On Sundays, Marie doesn’t speak at all, just sits praying and contemplating the sufferings of Our Lord in the big, cold hall all day and then I rouse myself and take my grandson, my namesake Alan, out to the woods on the far edge of my land where he plays at being an outlaw and I sit and sing to him and tell him the stories of my youth: of my own carefree days outside the law, when I feared no King’s man, no sheriff nor forester, when I did as I pleased, took what I wanted, and followed the rule of none but my outlaw master: Robert Odo, the Lord of Sherwood.
I feel the cold now, at nearly three score years, more than I ever did as that young man, and the damp; and now my old wounds ache for most of the winter. As I watch the grey rain drifting down on to my fruit trees, I clutch my fur-lined robe tighter against the chill air and my left hand drifts up the sleeve, over the corded swordsman’s muscles and finds its way to a long, deep scar high on my right forearm.
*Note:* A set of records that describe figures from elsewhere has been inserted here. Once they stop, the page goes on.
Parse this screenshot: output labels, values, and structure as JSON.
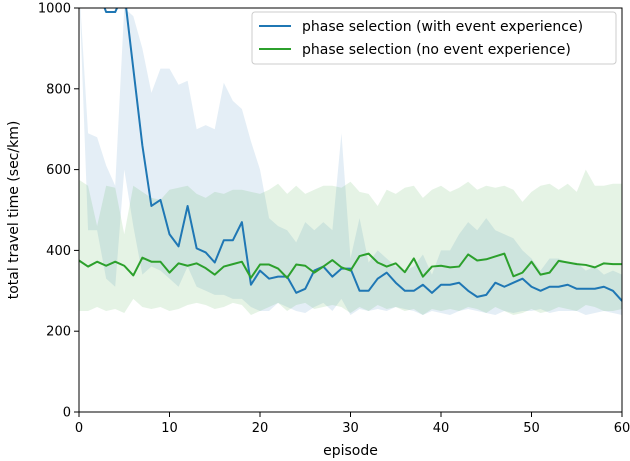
{
  "chart_data": {
    "type": "line",
    "xlabel": "episode",
    "ylabel": "total travel time (sec/km)",
    "xlim": [
      0,
      60
    ],
    "ylim": [
      0,
      1000
    ],
    "x_ticks": [
      0,
      10,
      20,
      30,
      40,
      50,
      60
    ],
    "y_ticks": [
      0,
      200,
      400,
      600,
      800,
      1000
    ],
    "grid": false,
    "legend_position": "top-right",
    "series": [
      {
        "name": "phase selection (with event experience)",
        "color": "#1f77b4",
        "x": [
          0,
          1,
          2,
          3,
          4,
          5,
          6,
          7,
          8,
          9,
          10,
          11,
          12,
          13,
          14,
          15,
          16,
          17,
          18,
          19,
          20,
          21,
          22,
          23,
          24,
          25,
          26,
          27,
          28,
          29,
          30,
          31,
          32,
          33,
          34,
          35,
          36,
          37,
          38,
          39,
          40,
          41,
          42,
          43,
          44,
          45,
          46,
          47,
          48,
          49,
          50,
          51,
          52,
          53,
          54,
          55,
          56,
          57,
          58,
          59,
          60
        ],
        "values": [
          1060,
          1070,
          1050,
          990,
          990,
          1040,
          850,
          660,
          510,
          525,
          440,
          410,
          510,
          405,
          395,
          370,
          425,
          425,
          470,
          315,
          350,
          330,
          335,
          335,
          295,
          305,
          350,
          360,
          335,
          355,
          355,
          300,
          300,
          330,
          345,
          320,
          300,
          300,
          315,
          295,
          315,
          315,
          320,
          300,
          285,
          290,
          320,
          310,
          320,
          330,
          310,
          300,
          310,
          310,
          315,
          305,
          305,
          305,
          310,
          300,
          275
        ],
        "band_upper": [
          1060,
          690,
          680,
          610,
          560,
          1000,
          980,
          900,
          790,
          850,
          850,
          810,
          820,
          700,
          710,
          700,
          815,
          770,
          750,
          670,
          600,
          480,
          460,
          450,
          420,
          470,
          450,
          470,
          450,
          690,
          380,
          480,
          370,
          400,
          380,
          360,
          350,
          360,
          390,
          340,
          400,
          400,
          440,
          470,
          450,
          480,
          450,
          440,
          430,
          400,
          380,
          350,
          380,
          380,
          370,
          370,
          350,
          360,
          340,
          350,
          340
        ],
        "band_lower": [
          1060,
          450,
          450,
          330,
          310,
          600,
          460,
          340,
          360,
          350,
          330,
          310,
          360,
          310,
          300,
          290,
          290,
          280,
          280,
          260,
          250,
          250,
          270,
          260,
          250,
          245,
          260,
          270,
          250,
          280,
          240,
          255,
          250,
          255,
          250,
          260,
          255,
          250,
          240,
          250,
          245,
          240,
          250,
          255,
          250,
          245,
          240,
          250,
          245,
          250,
          250,
          255,
          245,
          250,
          250,
          250,
          240,
          245,
          250,
          245,
          240
        ],
        "line_width": 2
      },
      {
        "name": "phase selection (no event experience)",
        "color": "#2ca02c",
        "x": [
          0,
          1,
          2,
          3,
          4,
          5,
          6,
          7,
          8,
          9,
          10,
          11,
          12,
          13,
          14,
          15,
          16,
          17,
          18,
          19,
          20,
          21,
          22,
          23,
          24,
          25,
          26,
          27,
          28,
          29,
          30,
          31,
          32,
          33,
          34,
          35,
          36,
          37,
          38,
          39,
          40,
          41,
          42,
          43,
          44,
          45,
          46,
          47,
          48,
          49,
          50,
          51,
          52,
          53,
          54,
          55,
          56,
          57,
          58,
          59,
          60
        ],
        "values": [
          375,
          360,
          372,
          362,
          372,
          362,
          338,
          382,
          372,
          372,
          345,
          368,
          362,
          368,
          356,
          340,
          360,
          366,
          372,
          332,
          365,
          365,
          355,
          332,
          365,
          362,
          345,
          360,
          376,
          358,
          350,
          386,
          392,
          370,
          360,
          368,
          346,
          380,
          335,
          360,
          362,
          358,
          360,
          390,
          375,
          378,
          385,
          392,
          336,
          345,
          372,
          340,
          345,
          374,
          370,
          366,
          364,
          358,
          368,
          366,
          366
        ],
        "band_upper": [
          575,
          560,
          460,
          560,
          555,
          440,
          560,
          545,
          530,
          525,
          550,
          555,
          560,
          540,
          530,
          545,
          540,
          550,
          550,
          545,
          540,
          550,
          565,
          540,
          560,
          540,
          550,
          560,
          560,
          555,
          570,
          545,
          540,
          510,
          550,
          540,
          555,
          560,
          530,
          550,
          560,
          545,
          555,
          570,
          550,
          560,
          555,
          560,
          550,
          520,
          545,
          560,
          565,
          550,
          565,
          545,
          600,
          560,
          560,
          565,
          565
        ],
        "band_lower": [
          250,
          250,
          260,
          250,
          255,
          245,
          280,
          260,
          255,
          260,
          250,
          255,
          265,
          270,
          265,
          255,
          260,
          270,
          265,
          240,
          250,
          260,
          270,
          250,
          265,
          270,
          255,
          260,
          265,
          260,
          245,
          260,
          250,
          265,
          255,
          260,
          250,
          255,
          240,
          255,
          250,
          255,
          250,
          260,
          255,
          245,
          260,
          250,
          240,
          245,
          255,
          245,
          250,
          260,
          255,
          250,
          265,
          260,
          250,
          250,
          255
        ],
        "line_width": 2
      }
    ]
  }
}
And stroking the tough, smooth furrow, I remember the terrible battle where I earned that mark.
I was on my back in a morass of blood and churned earth, half-blinded by sweat and my helmet, which had been knocked forward, my sword held pointing up at the sky in a hopeless gesture of defence as I gasped breathless on the ground. Above me, the huge, grey-mailed swordsman was slashing at my right arm. Time slowed to a crawl, I could see the slow sweep of his blade, I could see the bitter rage on his face, I could feel the bite of the metal through the padding of my sleeve into the flesh of my right arm, and then, out of nowhere, came Robin’s blocking sword-stroke, almost too late, but stopping the blade from slicing too deeply.